Reputation: 601
The way this file works is there is a null buffer, then a user check sum then a byte that gives you the user name letter count, then a byte for how many bytes to skip to the next user and a byte for which user file the user keeps their settings in.
the loop with the usersm variable in the IF statement sets up the whole file stream for extraction. However with almost the exact same code the else clause specifically the str.Read(xnl, 0, usn - 1) in the else code appears to be reading the very beginning of the file despite the position of the filestream being set earlier, anyone know whats happening here?
this is in vb2005
Private Sub readusersdata(ByVal userdatafile As String)
ListView1.BeginUpdate()
ListView1.Items.Clear()
Using snxl As IO.Stream = IO.File.Open(userdatafile, IO.FileMode.Open)
Using str As New IO.StreamReader(snxl)
str.BaseStream.Position = 4
Dim usersm As Integer = str.BaseStream.ReadByte()
Dim users As Integer = usersm
While users > 0
If usersm = users Then
Dim trailtouser As Integer = 0
str.BaseStream.Position = 6
Dim ust As Integer = str.BaseStream.ReadByte()
str.BaseStream.Position = 8
Dim snb(ust - 1) As Char
str.ReadBlock(snb, 0, ust)
Dim bst = New String(snb)
If usersm = 1 Then
str.BaseStream.Position = 16
Else
str.BaseStream.Position = 15
End If
cLVN(ListView1, bst, str.BaseStream.ReadByte)
str.BaseStream.Position = 8 + snb.Length
str.BaseStream.Position += str.BaseStream.ReadByte + 1
Else
Dim usn As Integer = str.BaseStream.ReadByte
str.BaseStream.Position += 2
Dim chrpos As Integer = str.BaseStream.Position
Dim xnl(usn - 1) As Char
str.Read(xnl, 0, usn - 1)
Dim skpbyte As Integer = str.BaseStream.ReadByte
str.BaseStream.Position += 3
Dim udata As Integer = str.BaseStream.ReadByte
End If
users -= 1
End While
End Using
End Using
ListView1.EndUpdate()
End Sub
Upvotes: 0
Views: 186
Reputation: 1500055
When you change the position of the underlying stream, the StreamReader
doesn't know you've done that.
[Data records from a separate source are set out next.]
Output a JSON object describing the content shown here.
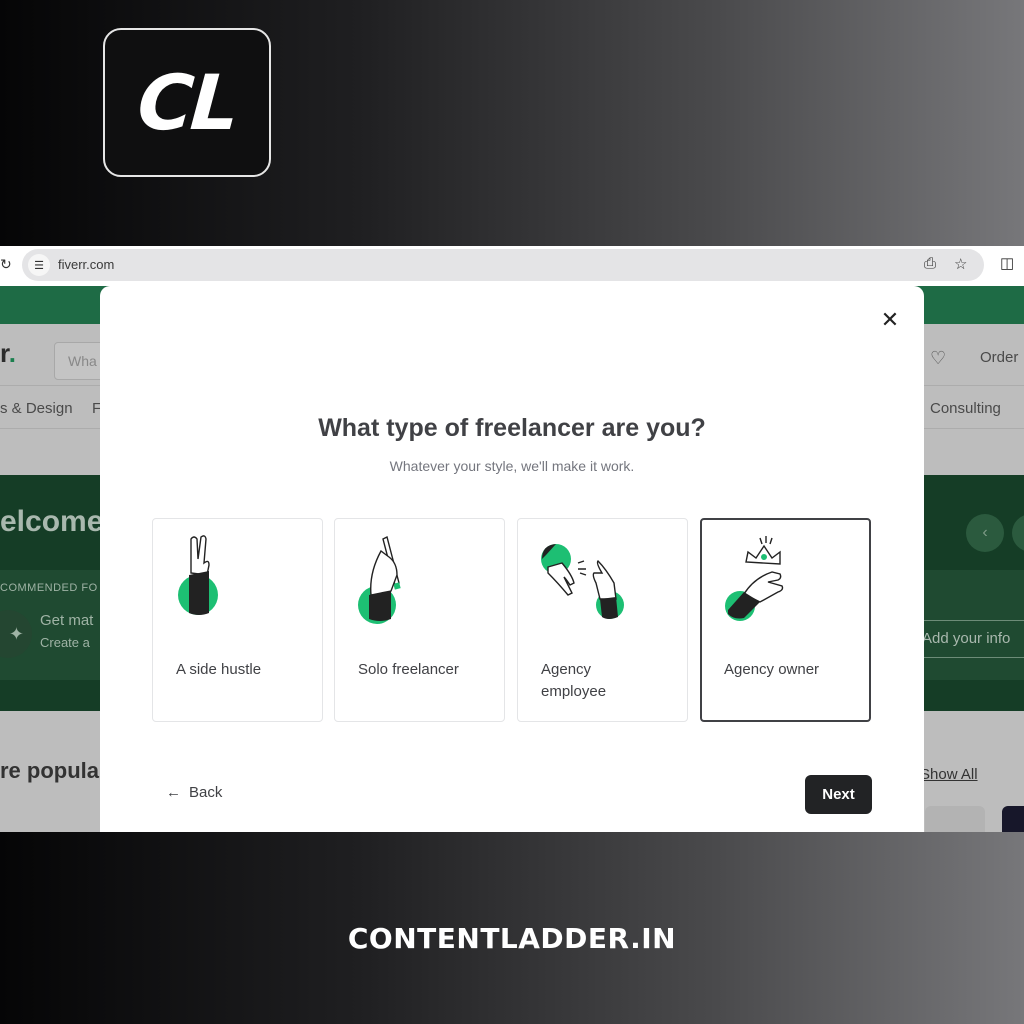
{
  "branding": {
    "logo_text": "CL",
    "footer_text": "CONTENTLADDER.IN"
  },
  "browser": {
    "url": "fiverr.com",
    "icons": [
      "site-info-icon",
      "install-app-icon",
      "bookmark-star-icon",
      "extensions-icon"
    ]
  },
  "background_page": {
    "logo_fragment": "r",
    "search_placeholder_fragment": "Wha",
    "header_orders": "Order",
    "categories": [
      "s & Design",
      "F",
      "Consulting"
    ],
    "welcome_fragment": "elcome",
    "recommended_label": "COMMENDED FO",
    "recommended_title": "Get mat",
    "recommended_sub": "Create a",
    "add_info_label": "Add your info",
    "popular_heading": "re popula",
    "show_all_link": "Show All"
  },
  "modal": {
    "title": "What type of freelancer are you?",
    "subtitle": "Whatever your style, we'll make it work.",
    "options": [
      {
        "label": "A side hustle",
        "icon": "peace-sign-hand-icon",
        "selected": false
      },
      {
        "label": "Solo freelancer",
        "icon": "hand-holding-pencil-icon",
        "selected": false
      },
      {
        "label": "Agency employee",
        "icon": "two-hands-snap-icon",
        "selected": false
      },
      {
        "label": "Agency owner",
        "icon": "hand-with-crown-icon",
        "selected": true
      }
    ],
    "back_label": "Back",
    "next_label": "Next"
  },
  "colors": {
    "accent_green": "#1dbf73",
    "dark_text": "#404145",
    "button_dark": "#222325",
    "fiverr_green_strip": "#1e6b45"
  }
}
If it's previously read "too much" data (deliberately, for the sake of efficiency - it tries to avoid doing lots of little reads on the underlying stream) then it will have buffered data that it'll use instead of talking directly to the repositioned stream. You need to call StreamReader.DiscardBufferedData
after repositioning the stream to avoid that.